Am nächsten Morgen ging der gelehrte Mann aus, um Kaffee zu trinken und Zeitungen zu lesen. »Was ist das!« sagte er, als er in den Sonnenschein kam. »Ich habe ja keinen Schatten mehr! So ist er also wirklich gestern Abend fortgegangen und nicht zurückgekommen; das ist ja recht verdrießlich!«
Das ärgerte ihn; aber nicht so sehr deswegen, weil der Schatten fort war, sondern weil er wußte, daß es eine Geschichte gebe von einem Manne ohne Schatten; – alle Leute zu Hause kannten ja diese Geschichte; und kam nun der gelehrte Mann nach Hause und erzählte seine eigene Geschichte, so würden sie sagen, daß es nur eine Nachäffung von ihm sei; und das hatte er nicht nöthig, von sich sagen zu lassen. Er wollte daher nicht davon sprechen, und das war vernünftig von ihm gedacht. Am Abende ging er wieder auf seinen Altan hinaus; das Licht hatte er zwar hinter sich gesetzt, denn er wußte, daß der Schatten stets seinen Herrn zum Schirme haben will; aber er konnte ihn nicht herauslocken. Er machte sich klein, er machte sich lang; aber da war kein Schatten, da kam kein Schatten. Er sagte: »Hm, Hm!« aber das half nichts.
Das war ärgerlich; doch in den warmen Ländern wächst Alles so geschwind, und nach Verlauf von acht Tagen merkte er zu seiner großen Freude, daß ihm ein neuer Schatten aus den Beinen herauswuchs, wenn er in den Sonnenschein kam: die Wurzel mußte also geblieben sein. Nach drei Wochen hatte er einen leidlichen Schatten, der, als er sich auf die Rückreise nach den nördlichen Ländern begab, immer mehr und mehr wuchs, sodaß er zuletzt so lang und so groß war, daß er gut die Hälfte hätte abgeben können.

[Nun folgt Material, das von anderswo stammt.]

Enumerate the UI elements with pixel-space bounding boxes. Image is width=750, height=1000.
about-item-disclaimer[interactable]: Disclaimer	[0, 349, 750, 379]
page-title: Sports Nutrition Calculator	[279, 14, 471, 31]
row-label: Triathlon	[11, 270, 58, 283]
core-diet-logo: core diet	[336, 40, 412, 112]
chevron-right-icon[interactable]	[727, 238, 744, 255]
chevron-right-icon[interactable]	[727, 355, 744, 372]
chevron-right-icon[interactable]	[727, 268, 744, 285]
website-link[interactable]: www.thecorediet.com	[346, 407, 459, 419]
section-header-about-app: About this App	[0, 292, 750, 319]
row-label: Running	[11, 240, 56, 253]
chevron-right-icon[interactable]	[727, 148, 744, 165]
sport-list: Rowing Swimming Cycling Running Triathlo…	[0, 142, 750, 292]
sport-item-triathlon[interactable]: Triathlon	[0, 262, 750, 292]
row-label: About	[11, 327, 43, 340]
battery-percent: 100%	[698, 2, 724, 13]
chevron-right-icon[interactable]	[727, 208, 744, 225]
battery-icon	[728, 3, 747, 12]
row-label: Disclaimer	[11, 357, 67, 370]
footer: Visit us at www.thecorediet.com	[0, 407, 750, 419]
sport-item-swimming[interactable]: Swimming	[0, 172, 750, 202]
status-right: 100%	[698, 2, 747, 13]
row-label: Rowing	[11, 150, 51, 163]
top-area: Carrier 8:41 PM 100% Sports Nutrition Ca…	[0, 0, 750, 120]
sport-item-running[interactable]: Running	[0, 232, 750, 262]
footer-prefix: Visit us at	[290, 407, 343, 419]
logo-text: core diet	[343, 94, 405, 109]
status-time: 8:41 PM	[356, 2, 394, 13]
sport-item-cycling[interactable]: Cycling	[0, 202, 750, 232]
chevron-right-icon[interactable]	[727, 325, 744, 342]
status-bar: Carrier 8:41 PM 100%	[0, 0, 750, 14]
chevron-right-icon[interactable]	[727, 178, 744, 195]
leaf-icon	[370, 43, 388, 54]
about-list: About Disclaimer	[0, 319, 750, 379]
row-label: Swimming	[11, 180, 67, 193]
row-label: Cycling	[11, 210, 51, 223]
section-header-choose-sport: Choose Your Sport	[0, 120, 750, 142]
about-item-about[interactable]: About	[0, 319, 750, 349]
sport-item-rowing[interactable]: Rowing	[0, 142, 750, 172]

Als der gelehrte Mann nach Hause kam, schrieb er Bücher über das, was es Wahres in der Welt, und was es Gutes darin giebt, und was da Hübsches ist, und es vergingen Tage, und es vergingen Jahre – es vergingen viele Jahre.
Da sitzt er eines Abends in seiner Stube, und leise klopfte es an seine Thür. »Herein!« sagte er; aber Niemand kam; da öffnete er die Thür; da stand ein so außerordentlich magerer Mensch vor ihm, daß ihm wunderlich zu Muthe wurde. Uebrigens war der Mensch äußerst fein angezogen: es mußte ein vornehmer Mann sein.
»Mit wem habe ich die Ehre zu sprechen?« fragte er.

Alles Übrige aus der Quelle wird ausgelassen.